Como si fuese pan de todos los días, la violencia hacia los niños y adolescentes se manifiesta claramente, con datos, evidencias y con tragedias humanas en todos los continentes, en nuestra región, en nuestro país, en todos los espacios donde se encuentran.
En tan solo dos semanas, en Costa Rica, una niña de cuatro años fue víctima de tortura; cinco menores de edad resultaron heridos de bala por disputas entre grupos narcos, dos fallecieron; dos adolescentes quedaron embarazadas producto de violación de sus padres; una adolescente de 17 años se suicidó; una adolescente de 16 años murió a manos de su pareja de 41 años; y una madre de 26 años fue condenada a 15 años de prisión por tolerar agresiones contra su hija de 14 meses.
Lo novedoso es que ya no es el “simple” abandono, no es el pellizco, el manotazo, la negligencia, el uso del niño como etiqueta política o publicitaria. Ahora es tortura pura y dura. Son actos que con fría indiferencia son intencionados y premeditados, conscientes, ejercidos por las personas más cercanas, familiares, grupos organizados, por Estados.
Tipos de violencia. Hay violencia por discriminación, prejuicios, estigmatización, xenofobia, racismo, egoísmo, indiferencia, por mantener una visión adulta y sesgada, por creer que la responsabilidad es solo del Gobierno. Por no conocer las responsabilidades como ciudadanos o por desconocer lo que dicta la ley, y por no denunciar situaciones que atentan contra la vida, convirtiéndose en cómplices directos o indirectos de un homicidio colectivo de niños y adolescentes.
Todas esas violencias destruyen, dejan cicatrices profundas a quienes han tenido “suerte” de sobrevivir.
También hay violencia institucional, al no lograr garantizar una adecuada atención, protección, desarrollo y seguridad de todas las personas menores de edad que están bajo su jurisdicción.
Algunos gobiernos pecan por su débil e inoportuna respuesta; otros porque su respuesta solo está planificada cuando ya se cometió el daño. Los sistemas de justicia son lentos y la sociedad siente que no están dando la talla al dejar libres e impunes a los agresores o al poner medidas que no parecen corresponder con la gravedad del delito cometido.

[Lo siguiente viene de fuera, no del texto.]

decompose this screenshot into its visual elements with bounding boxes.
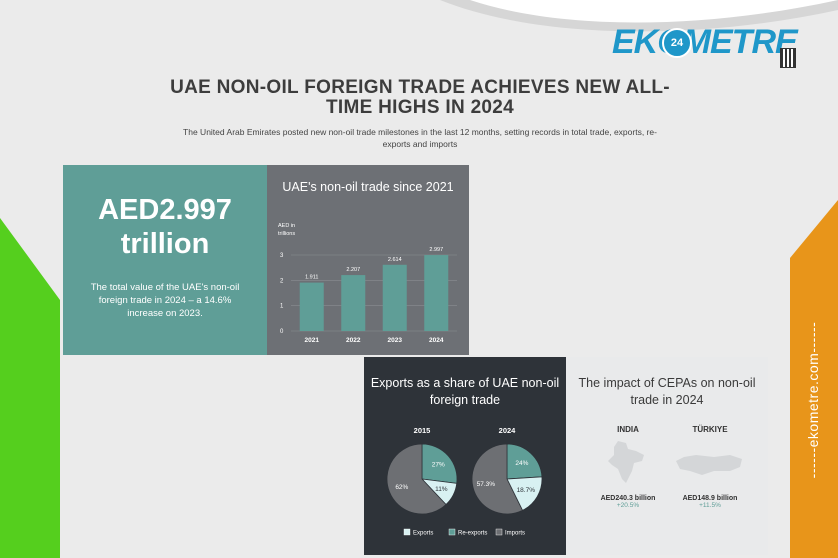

La prevención está ausente o no tiene mucho alcance, las causas que generan violencia son cada vez más complejas y están muy arraigadas en las culturas en donde prevalece el adultocentrismo y el patriarcado.
Definitivamente se requieren mayores esfuerzos para superar las dificultades de la aplicación de la normativa y la falta de inversión, de acciones transformadoras que cuenten con el compromiso de cada uno de los habitantes y de los que asumen cargos públicos, los que deben garantizar la calidad de vida digna para todos sin discriminación alguna.
Responsabilidad de todos. Nuestra idiosincrasia no nos ayuda mucho. Las expresiones “no es asunto mío”, “no estamos tan mal”, “seguro que se lo buscó”, etc., justifican el no actuar e invisibilizan la violencia.
Sí, tocamos fondo, pero es la oportunidad de levantarse de nuevo, y seguir luchando a favor de los derechos de los niños y adolescentes y por una vida sin violencia.
Como sociedad y desde el Estado, debemos sincerarnos y reconocer que hay algo que no va bien. Debemos promover la afectividad, el buen manejo de las emociones, la convivencia en armonía y el respeto por el otro, por el entorno y por nosotros mismos.
Lo anterior no se puede hacer solo, se necesita de la participación de todos, cada actor social, político, económico, tomador de decisiones, de cada Estado en su conjunto.
Se requiere de un pacto real duradero que supere el impacto de la noticia mediática, donde los cambios se deben dar en todos los niveles, desde lo cotidiano, en los hogares, en el trabajo, en las políticas, en los programas y en la relación con nuestros niños y adolescentes.
La autora es presidenta ejecutiva de Defensa de Niñas y Niños Internacional (DNI) Costa Rica.